Faculty in Department of Philosophy Publish New Books

Timothy Quinn, Professor of Philosophy, and Gabriel Gottlieb, Associate Professor of Philosophy, have each published new books. 

 

Practical Philosophy from Kant to Hegel: Freedom, Right, and Revolution

Edited by James A. Clarke and Gabriel Gottlieb

Scholarship on Kant's practical philosophy has often overlooked its reception in the early days of post-Kantian philosophy and German Idealism. This volume of new essays illuminates that reception and how it informed the development of practical philosophy between Kant and Hegel. The essays discuss, in addition to Kant, Hegel and Fichte, relatively little-known thinkers such as Pistorius, Ulrich, Maimon, Erhard, E. Reimarus, Reinhold, Jacobi, F. Schlegel, Humboldt, Dalberg, Gentz, Rehberg, and Möser. Issues discussed include the empty formalism objection, the separation between right and morality, freedom and determinism, nihilism, the right to revolution, ideology, and the limits of the liberal state.
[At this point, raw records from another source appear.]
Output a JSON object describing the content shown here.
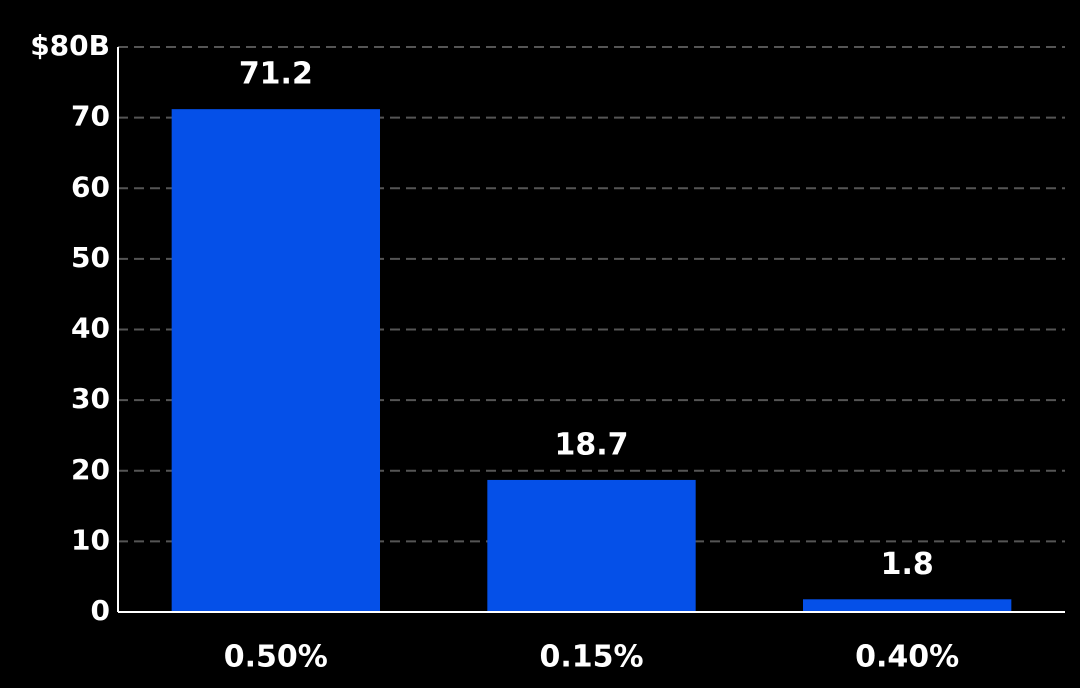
{
  "chart_data": {
    "type": "bar",
    "categories": [
      "0.50%",
      "0.15%",
      "0.40%"
    ],
    "values": [
      71.2,
      18.7,
      1.8
    ],
    "color": "#0550e8",
    "ylim": [
      0,
      80
    ],
    "yticks": [
      0,
      10,
      20,
      30,
      40,
      50,
      60,
      70,
      {
        "value": 80,
        "label": "$80B"
      }
    ],
    "grid": true
  }
}
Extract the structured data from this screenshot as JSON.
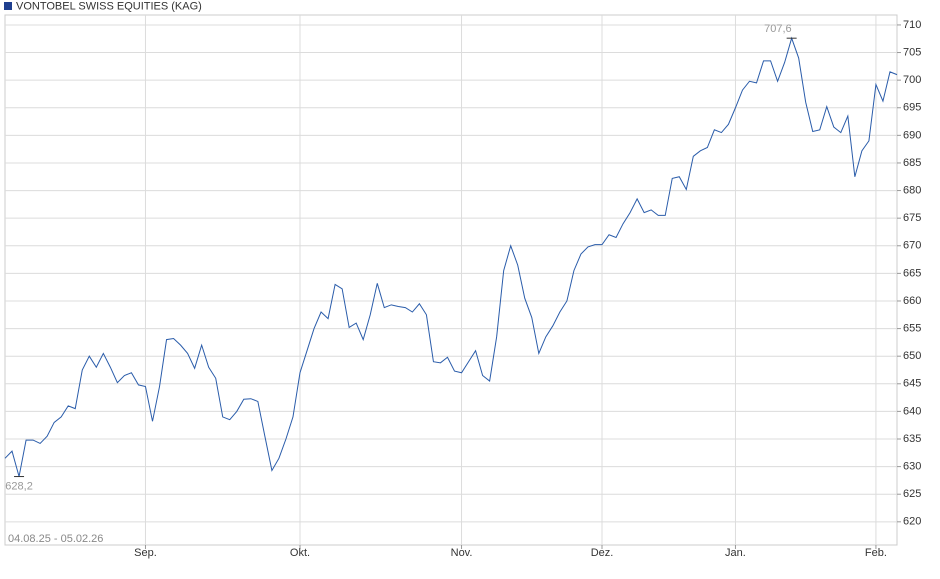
{
  "chart_data": {
    "type": "line",
    "series": [
      {
        "name": "VONTOBEL SWISS EQUITIES (KAG)",
        "color": "#2a5caa",
        "legend_color": "#1f3f8f",
        "values": [
          631.5,
          632.8,
          628.2,
          634.8,
          634.8,
          634.2,
          635.5,
          638,
          639,
          641,
          640.5,
          647.5,
          650,
          648,
          650.5,
          648,
          645.2,
          646.5,
          647,
          644.8,
          644.5,
          638.2,
          644.5,
          653,
          653.2,
          652,
          650.5,
          647.8,
          652,
          648,
          646,
          639,
          638.5,
          640,
          642.2,
          642.3,
          641.8,
          635.5,
          629.3,
          631.5,
          635,
          639,
          647,
          651,
          655,
          658,
          656.8,
          663,
          662.2,
          655.2,
          656,
          653,
          657.5,
          663.2,
          658.8,
          659.3,
          659,
          658.8,
          658,
          659.5,
          657.5,
          649,
          648.8,
          649.8,
          647.3,
          647,
          649,
          651,
          646.5,
          645.5,
          653.5,
          665.5,
          670,
          666.5,
          660.5,
          657,
          650.5,
          653.5,
          655.5,
          658,
          660,
          665.5,
          668.5,
          669.8,
          670.2,
          670.2,
          672,
          671.5,
          674,
          676,
          678.5,
          676,
          676.5,
          675.5,
          675.5,
          682.2,
          682.5,
          680.2,
          686.2,
          687.2,
          687.8,
          691,
          690.5,
          692,
          695,
          698.2,
          699.8,
          699.5,
          703.5,
          703.5,
          699.8,
          703.2,
          707.6,
          704,
          696,
          690.7,
          691,
          695.2,
          691.5,
          690.5,
          693.5,
          682.5,
          687.2,
          689,
          699.2,
          696.2,
          701.5,
          701
        ],
        "value_labels": [
          null,
          null,
          "628,2",
          null,
          null,
          null,
          null,
          null,
          null,
          null,
          null,
          null,
          null,
          null,
          null,
          null,
          null,
          null,
          null,
          null,
          null,
          null,
          null,
          null,
          null,
          null,
          null,
          null,
          null,
          null,
          null,
          null,
          null,
          null,
          null,
          null,
          null,
          null,
          null,
          null,
          null,
          null,
          null,
          null,
          null,
          null,
          null,
          null,
          null,
          null,
          null,
          null,
          null,
          null,
          null,
          null,
          null,
          null,
          null,
          null,
          null,
          null,
          null,
          null,
          null,
          null,
          null,
          null,
          null,
          null,
          null,
          null,
          null,
          null,
          null,
          null,
          null,
          null,
          null,
          null,
          null,
          null,
          null,
          null,
          null,
          null,
          null,
          null,
          null,
          null,
          null,
          null,
          null,
          null,
          null,
          null,
          null,
          null,
          null,
          null,
          null,
          null,
          null,
          null,
          null,
          null,
          null,
          null,
          null,
          null,
          null,
          null,
          "707,6",
          null,
          null,
          null,
          null,
          null,
          null,
          null,
          null,
          null,
          null,
          null,
          null,
          null,
          null,
          null
        ]
      }
    ],
    "categories": [
      null,
      null,
      null,
      null,
      null,
      null,
      null,
      null,
      null,
      null,
      null,
      null,
      null,
      null,
      null,
      null,
      null,
      null,
      null,
      null,
      "Sep.",
      null,
      null,
      null,
      null,
      null,
      null,
      null,
      null,
      null,
      null,
      null,
      null,
      null,
      null,
      null,
      null,
      null,
      null,
      null,
      null,
      null,
      "Okt.",
      null,
      null,
      null,
      null,
      null,
      null,
      null,
      null,
      null,
      null,
      null,
      null,
      null,
      null,
      null,
      null,
      null,
      null,
      null,
      null,
      null,
      null,
      "Nov.",
      null,
      null,
      null,
      null,
      null,
      null,
      null,
      null,
      null,
      null,
      null,
      null,
      null,
      null,
      null,
      null,
      null,
      null,
      null,
      "Dez.",
      null,
      null,
      null,
      null,
      null,
      null,
      null,
      null,
      null,
      null,
      null,
      null,
      null,
      null,
      null,
      null,
      null,
      null,
      "Jan.",
      null,
      null,
      null,
      null,
      null,
      null,
      null,
      null,
      null,
      null,
      null,
      null,
      null,
      null,
      null,
      null,
      null,
      null,
      null,
      "Feb.",
      null,
      null,
      null
    ],
    "date_range": "04.08.25 - 05.02.26",
    "ylim": [
      615.8,
      711.8
    ],
    "yticks": [
      620,
      625,
      630,
      635,
      640,
      645,
      650,
      655,
      660,
      665,
      670,
      675,
      680,
      685,
      690,
      695,
      700,
      705,
      710
    ],
    "grid": true
  }
}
Taken together, the essays provide an historically informed and philosophically nuanced picture of the development of post-Kantian practical philosophy.

 

final-cover-tim-quinn.pngApiqoros:  The Last Essays of Salomon Maimon

Timothy Sean Quinn

Although Kant considered him the greatest critic of his work,  and Fichte thought him the most impressive mind of the generation, Salomon Maimon (1753–1800) has fallen into relative obscurity.  Apiqoros: The Last Essays of Salomon Maimon draws attention to works written during  the final years of Maimon’s  life.  These essays are of particular interest:  they show that even though Maimon was a self-proclaimed apiqoros grappling with the implications of Kantian philosophy, his thinking remained deeply influenced by his Jewish intellectual inheritance, especially by Maimonides. The volume is divided into two parts. The first is a general account of Maimon’s intellectual biography, along with commentary on his final essays. The second part provides translations of those essays, the principal themes of which concern moral psychology. The reader is thus able to see the degree to which Maimon, at the end of his life, became skeptical of his effort to unite Kant and Maimonides, and remained a thinker caught “between two worlds.” The book concludes with a translation of an account of Maimon’s final hours, penned by one of his friends.